Pillar 4 · Writer's Studio 22 min

Today's PWP focus

Continue drafting your letter to your Future Self. Write at least two new sentences that mix nouns, pronouns, and adjectives. After writing, label the word jobs under each sentence (n., pron., adj.) to prove you know which word does which job.

Real-time coaching

Watch for students who freeze after writing one sentence — redirect them to read back what they've written and ask 'What happens next in your letter?' Some students will label incorrectly (common error: labeling verbs as nouns) — when you see this, ask 'What job is this word doing?' rather than correcting directly.

Coaching moves

  • In the first 2 minutes, ask students to underline one sentence from yesterday's letter that already mixes nouns, pronouns, and adjectives — that's proof they've been doing this work all along.
  • When a student labels a verb as a noun, ask: 'Is this word naming something or telling what happened?' Let the student self-correct.
  • When you see a strong adjective, name it aloud for the room: 'That adjective helps me see exactly what you mean.'
  • If a student writes a sentence with no adjectives, ask: 'Which noun could you describe more clearly for your Future Self?'
  • Last 3 minutes: students swap letters with a partner and check each other's labels — does the partner agree with the word jobs you marked?
Facilitation note: The cognitive payoff of Writer's Studio in an application lesson is transfer — students apply the word-job labeling they practiced in Workshop to their own in-progress writing, making the abstract concept concrete in their letters. At this level, the silent writing block should be 8-10 minutes before coaching begins — students need protected time to draft without interruption. When coaching, focus on the labeling accuracy (n., pron., adj.) rather than the content of the letter — today's stakes are proving word jobs, not storytelling. Some students will write long sentences with many words and then struggle to label all of them — coach by chunking: 'Label the first three words, then we'll do the rest.' The partner-check move in the last 3 minutes activates peer accountability and surfaces labeling disagreements that the navigator can address in Reflection. Don't expect perfection — students are building procedural fluency, and errors are data for the next lesson.
Facilitation insight: The labeling move (writing n., pron., adj. under words) externalizes the student's thinking — the navigator can see exactly where the student's understanding is solid and where it's shaky.

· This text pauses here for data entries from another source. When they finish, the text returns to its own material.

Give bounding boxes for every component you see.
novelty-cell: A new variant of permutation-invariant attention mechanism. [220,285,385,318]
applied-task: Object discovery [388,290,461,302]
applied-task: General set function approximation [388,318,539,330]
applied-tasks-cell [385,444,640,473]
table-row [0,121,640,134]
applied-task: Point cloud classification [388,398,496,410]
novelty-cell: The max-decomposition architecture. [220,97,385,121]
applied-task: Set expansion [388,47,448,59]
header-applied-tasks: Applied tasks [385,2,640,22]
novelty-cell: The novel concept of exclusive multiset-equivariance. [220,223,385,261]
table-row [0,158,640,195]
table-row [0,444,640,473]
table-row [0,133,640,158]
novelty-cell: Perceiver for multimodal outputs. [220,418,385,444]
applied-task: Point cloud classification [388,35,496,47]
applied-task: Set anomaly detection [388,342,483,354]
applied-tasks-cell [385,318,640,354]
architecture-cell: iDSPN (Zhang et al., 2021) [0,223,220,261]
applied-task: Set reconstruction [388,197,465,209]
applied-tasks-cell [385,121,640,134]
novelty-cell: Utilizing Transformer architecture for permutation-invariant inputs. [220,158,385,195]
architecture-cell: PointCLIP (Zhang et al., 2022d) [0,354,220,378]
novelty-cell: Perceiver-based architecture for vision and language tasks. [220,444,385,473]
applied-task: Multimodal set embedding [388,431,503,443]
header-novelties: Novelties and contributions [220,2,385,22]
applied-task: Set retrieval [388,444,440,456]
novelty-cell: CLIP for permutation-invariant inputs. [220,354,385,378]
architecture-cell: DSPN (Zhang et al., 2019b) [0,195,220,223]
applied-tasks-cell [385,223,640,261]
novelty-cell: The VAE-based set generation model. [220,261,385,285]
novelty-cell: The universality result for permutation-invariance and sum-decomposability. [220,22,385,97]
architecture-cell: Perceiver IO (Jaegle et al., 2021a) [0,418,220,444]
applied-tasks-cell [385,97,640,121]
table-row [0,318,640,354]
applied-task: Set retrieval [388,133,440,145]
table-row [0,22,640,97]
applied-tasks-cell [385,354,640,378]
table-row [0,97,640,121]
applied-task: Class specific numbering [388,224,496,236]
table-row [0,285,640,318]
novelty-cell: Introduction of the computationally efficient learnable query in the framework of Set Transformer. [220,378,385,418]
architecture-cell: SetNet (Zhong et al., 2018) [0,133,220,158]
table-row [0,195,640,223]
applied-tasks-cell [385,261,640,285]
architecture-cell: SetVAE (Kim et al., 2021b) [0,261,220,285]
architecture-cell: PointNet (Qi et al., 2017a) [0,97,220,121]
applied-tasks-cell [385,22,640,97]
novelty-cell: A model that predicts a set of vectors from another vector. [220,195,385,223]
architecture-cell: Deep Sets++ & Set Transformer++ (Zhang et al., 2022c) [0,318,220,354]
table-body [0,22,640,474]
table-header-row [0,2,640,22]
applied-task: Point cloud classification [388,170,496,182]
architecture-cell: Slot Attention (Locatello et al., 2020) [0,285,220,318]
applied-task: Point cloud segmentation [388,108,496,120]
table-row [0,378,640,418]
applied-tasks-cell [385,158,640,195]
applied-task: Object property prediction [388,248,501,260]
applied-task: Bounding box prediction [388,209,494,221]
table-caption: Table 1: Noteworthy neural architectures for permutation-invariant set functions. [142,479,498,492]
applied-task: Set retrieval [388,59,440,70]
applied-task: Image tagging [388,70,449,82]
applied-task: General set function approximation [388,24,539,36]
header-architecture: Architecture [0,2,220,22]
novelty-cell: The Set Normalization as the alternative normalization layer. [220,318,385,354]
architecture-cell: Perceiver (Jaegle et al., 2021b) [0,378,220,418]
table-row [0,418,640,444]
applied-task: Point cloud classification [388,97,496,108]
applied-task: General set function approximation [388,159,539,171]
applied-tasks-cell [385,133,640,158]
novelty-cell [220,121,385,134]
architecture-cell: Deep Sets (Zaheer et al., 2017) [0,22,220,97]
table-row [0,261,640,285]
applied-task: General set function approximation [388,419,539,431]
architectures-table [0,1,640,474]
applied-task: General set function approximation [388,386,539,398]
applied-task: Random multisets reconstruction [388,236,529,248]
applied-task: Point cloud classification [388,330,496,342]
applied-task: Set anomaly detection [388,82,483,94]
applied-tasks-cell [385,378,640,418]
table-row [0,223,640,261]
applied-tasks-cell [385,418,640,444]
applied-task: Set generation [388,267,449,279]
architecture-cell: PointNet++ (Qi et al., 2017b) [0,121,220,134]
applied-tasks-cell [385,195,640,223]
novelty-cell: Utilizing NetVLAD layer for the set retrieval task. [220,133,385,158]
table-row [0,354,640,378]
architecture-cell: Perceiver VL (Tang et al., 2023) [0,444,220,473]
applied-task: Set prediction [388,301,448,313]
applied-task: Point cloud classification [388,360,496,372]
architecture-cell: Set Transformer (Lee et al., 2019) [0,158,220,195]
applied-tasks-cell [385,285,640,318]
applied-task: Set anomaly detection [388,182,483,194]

Pillar 5 · Reflection + Preview 8 min

Workshop recap

Today we mixed all the word jobs you've learned — nouns, pronouns, and adjectives — and you proved which word does which job by labeling them in sentences. We also met the idea that every sentence has two sides: the naming side (what the sentence is about) and the telling side (what we are saying about it).

Routine close: Today we asked 'What makes you say that?' about word jobs — you proved which word does which job by naming the evidence, and your letter is stronger for it.

Read aloud

Read aloud one sentence from your letter where you mixed at least two different word jobs — a noun and an adjective, or a pronoun and an adjective. After reading, tell us which word does which job.

Navigator names what worked

When you can prove which word does which job, you're not just writing — you're building sentences with intention. The two-sided structure we met is the foundation for every sentence you'll write.

Restate the reminder

By the end of this step you can mix all the word-jobs you've learned, and you've marked the two sides, naming and telling, in three sentences from your own letters.

Preview

If installment closed: Next lesson we meet the verb — the special kind of word that lives on the telling side of every sentence.

If not closed: Finish labeling the word jobs (n., pron., adj.) in the two sentences you started in class. Bring your labeled sentences to the next lesson — we'll use them to meet the verb. → Next lesson we meet the verb — the special kind of word that lives on the telling side of every sentence, and you'll see it in the sentences you labeled at home.